アルバム第1曲目の「この広い野原いっぱい」からびっくり仰天した。森山良子のデビュー50周年を記念して50名の友人たちがレコーディングに参加しているのだ。加山雄三、谷村新司、さだまさし、由紀さおり、岩崎宏美、大竹しのぶ……。

 

 もともとこのデビュー曲の作詞は小薗江圭子、作曲森山だが、はるか遠い青春に思いを馳せる新しいプロローグの歌詞が森山によってつけ加えられている。

 

 森山良子はフォークソング・ブームの申し子である。この曲の素朴な味わいはそのことを裏書きしている。よく通る澄んだ声が似ていたせいか、〝日本のジョーン・バエズ〟と呼ばれたりした。

 

 森山のデビュー・シングル「この広い野原いっぱい」がリリースされたのは、1967年1月である。正式には来年1月、デビュー50周年を迎えるわけだが、前倒しでことしからさまざまな〝花火〟が打ち上げられるらしい。記念アルバム『Touch Me…』(ドリーミュージック)もそのひとつに数えられる。全14曲、いずれも贅を尽くし工夫を凝らした仕上がりを見せている。

 

 「聖者の行進」のスキャットや名ジャズメンの模写の、なんと巧みで堂に入っていることか。父森山久(名トランペット奏者)の血が脈打っている。ソプラノ歌手田村麻子と競い合う「花の二重唱」は、長年のクラシック音楽へのあこがれがほのめいていて微笑ましい。

 

 豪華ということでは「シェルブールの雨傘I Will Wait for You」がひときわ目立つ。サックス5、トランペット4、トロンボーン4を含む超ビッグバンドの伴奏に乗って、森山の歌も気持ちよさそうにスウィングしている。編曲は作曲者ミシェル・ルグラン自身。

 

 この記念アルバムのために自ら作詞作曲した「Sing My Life」は、多くの苦難を乗り越えて来た半生を振り返るだけではなく、これからもたくましく生きていくわよという新たな決意も読みとれる。ピアノ、ギター2、ベース、ハーモニカの素朴なバックと森山の力強い歌いぶりとがよく調和している。

 

 アルバム・プロデューサーには森山自身とともに、フジテレビの名物プロデューサー石田弘氏が名を連ねる。
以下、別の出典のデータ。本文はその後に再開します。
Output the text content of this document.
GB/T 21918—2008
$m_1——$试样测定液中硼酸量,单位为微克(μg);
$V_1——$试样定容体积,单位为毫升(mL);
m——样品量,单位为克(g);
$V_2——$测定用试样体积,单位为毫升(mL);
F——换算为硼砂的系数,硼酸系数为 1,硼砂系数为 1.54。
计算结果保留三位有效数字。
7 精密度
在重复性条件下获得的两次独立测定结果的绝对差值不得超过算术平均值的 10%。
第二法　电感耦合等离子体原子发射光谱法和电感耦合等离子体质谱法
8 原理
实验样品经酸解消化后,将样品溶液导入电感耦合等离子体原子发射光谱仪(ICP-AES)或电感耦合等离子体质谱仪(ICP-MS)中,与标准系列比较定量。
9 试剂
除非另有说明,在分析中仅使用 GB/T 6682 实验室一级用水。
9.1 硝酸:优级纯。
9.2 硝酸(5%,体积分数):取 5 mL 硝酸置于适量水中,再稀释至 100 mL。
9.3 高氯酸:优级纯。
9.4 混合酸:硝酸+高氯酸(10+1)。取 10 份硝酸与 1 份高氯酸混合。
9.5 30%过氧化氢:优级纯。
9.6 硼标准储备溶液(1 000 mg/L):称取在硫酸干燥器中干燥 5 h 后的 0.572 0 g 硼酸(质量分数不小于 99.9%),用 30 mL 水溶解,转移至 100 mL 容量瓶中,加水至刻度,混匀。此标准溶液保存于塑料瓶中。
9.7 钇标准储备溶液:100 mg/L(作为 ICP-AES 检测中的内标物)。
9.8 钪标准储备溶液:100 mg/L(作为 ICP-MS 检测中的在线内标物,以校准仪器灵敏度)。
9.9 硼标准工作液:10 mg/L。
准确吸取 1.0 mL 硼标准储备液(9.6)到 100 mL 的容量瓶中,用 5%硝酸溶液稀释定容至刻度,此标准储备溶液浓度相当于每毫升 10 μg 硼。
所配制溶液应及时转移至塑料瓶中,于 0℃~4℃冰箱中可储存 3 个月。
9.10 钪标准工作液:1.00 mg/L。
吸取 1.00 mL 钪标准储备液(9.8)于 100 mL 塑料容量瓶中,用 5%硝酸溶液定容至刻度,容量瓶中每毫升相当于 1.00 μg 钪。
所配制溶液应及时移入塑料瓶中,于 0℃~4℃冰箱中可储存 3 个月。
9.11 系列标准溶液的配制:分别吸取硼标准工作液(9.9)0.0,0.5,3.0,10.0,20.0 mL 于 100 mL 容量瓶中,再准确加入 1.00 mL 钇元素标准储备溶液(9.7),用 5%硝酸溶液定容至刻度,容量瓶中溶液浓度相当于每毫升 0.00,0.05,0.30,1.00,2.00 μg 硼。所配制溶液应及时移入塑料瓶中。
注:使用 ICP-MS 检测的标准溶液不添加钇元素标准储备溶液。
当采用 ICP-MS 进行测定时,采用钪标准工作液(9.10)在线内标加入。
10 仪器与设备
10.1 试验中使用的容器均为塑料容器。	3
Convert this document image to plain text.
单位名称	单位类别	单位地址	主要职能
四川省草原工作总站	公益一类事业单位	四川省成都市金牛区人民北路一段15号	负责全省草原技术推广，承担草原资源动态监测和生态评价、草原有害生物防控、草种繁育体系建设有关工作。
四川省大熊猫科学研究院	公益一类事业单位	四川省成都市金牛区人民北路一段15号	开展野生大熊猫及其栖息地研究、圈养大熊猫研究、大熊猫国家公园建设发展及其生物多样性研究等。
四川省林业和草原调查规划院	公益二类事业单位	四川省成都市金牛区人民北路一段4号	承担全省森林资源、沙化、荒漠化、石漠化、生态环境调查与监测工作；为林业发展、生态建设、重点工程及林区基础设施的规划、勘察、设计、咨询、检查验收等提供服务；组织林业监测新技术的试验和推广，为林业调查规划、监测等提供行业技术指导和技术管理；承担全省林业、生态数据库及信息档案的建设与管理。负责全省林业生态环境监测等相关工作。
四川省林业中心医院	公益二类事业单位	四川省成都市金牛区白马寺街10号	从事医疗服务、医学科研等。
石田さんが手塩にかけて育て上げた長寿番組『ミュージックフェア』で、ダントツで出演回数が多いのは、森山良子だと聞いたことがある。彼以上に森山と相性がよく、彼女の多面的な才能を知り尽くしている人は、多分いないのではないか。このアルバムの完成度の高さは石田さん抜きにしてはあり得ない。

 

 縁の下の力持ちということでは、編曲、ピアノの武部聡志を忘れてはなるまい。

 

(オリジナル コンフィデンス  2016 4/25号 コラムBird's Eyeより転載)

 

 

        このアルバムに森山良子の50年のキャリアが凝縮している。